Видя материнские слёзы, дурак напрягал нередко все свои усилия. Уйдёт, во время рекреации, в класс, сядет за тетрадку, заложит пальцами уши и начнёт долбить. Выдолбит и так отлично скажет урок, словно на бобах разведёт… И вдруг что-нибудь такое насчёт Александра Македонского ляпнет, что у учителя на плешивой голове остальные три волоса дыбом встанут.
– Садитесь! – молвит учитель, – печальная вам в будущем участь предстоит! Никогда вы государственным человеком не сделаетесь. Благодарите бога, что он дал вам родителей, которые ни в чём не замечены. Потому что, если б не это… Садитесь! и ежели можете, то старайтесь не огорчать ваших наставников возмутительными выходками!
И точно: только благодаря родительскому благонравию, дурака из класса в класс переводили, а наконец, и из заведения с чином выпустили. Но когда он домой с аттестатом явился, то мамочка, как взглянула, что там написано, так и залилась слезами. А папочка сурово спросил:
– Что ты, бесчувственный идол, набедокурил?
– Я, папочка, так себе, – ответил он, – это, должно быть, такое правило в заведении…
Даже не объяснился порядком; увидал на улице Лёвку и убежал.
Лёвку он полюбил пуще прежнего, потому что бедный дурак ещё жальче стал. Как и шесть лет тому назад, он ходил босой, худой, держа руки граблями, – но весь оброс волосами и вытянулся с коломенскую версту. Милитриса Кирбитьевна давно от него отказалась: не кормила его и почти совсем не одевала. Поэтому он был всегда голоден, и если б не сердобольные торговки-калашницы, то давно бы с голоду помер. Но больше всего он страдал от уличных мальчишек. Отдыху они ему не давали: дразнились, науськивали на него собак, щипали за икры, теребили на нём рубашку. Целый день раздавался на улице его вой, сопровождаемый неистовым дурацким щёлканьем. Он выл от боли, но не понимал, откуда эта боль идёт.
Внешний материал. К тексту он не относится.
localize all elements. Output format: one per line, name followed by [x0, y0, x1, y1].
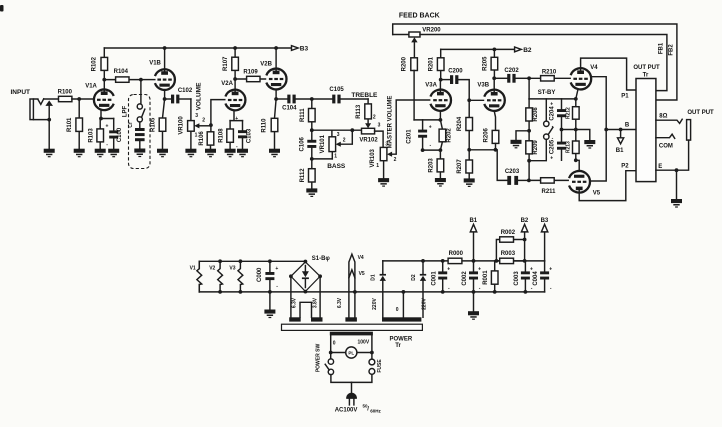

Дурак защитил Лёвку, обогрел, накормил и одел. Всё, что для Лёвки было нужно, Иванушка брал без спроса; а ежели не знал, где найти, то требовал таким тоном, как будто самое представление об отказе ему было совершенно чуждо. Только у дураков бывает такая убеждённость в голосе, такая непререкаемость во взорах. Никого и ничего он не боялся, ни к чему не питал отвращения и совсем не имел понятия об опасности. Завидев исправника, он не перебегал на другую сторону улицы, но шёл прямо навстречу, точно ни в чём не был виноват. Случится в городе пожар – он первый идёт в огонь; услышит ли, что где-нибудь есть трудный больной – он бежит туда, садится к изголовью больного и прислуживает. И умные слова у него в таких случаях оказывались, словно он и не дурак. Одно только тяжёлым камнем лежало на его сердце: мамочка бессонные ночи проводила, пока он дурачество своё ублажал. Но было в его судьбе нечто непреодолимое, что фаталистически влекло его к самоуничижению и самопожертвованию, и он инстинктивно повиновался этому указанию, не справляясь об ожидаемых последствиях и не допуская сделок даже в пользу кровных уз.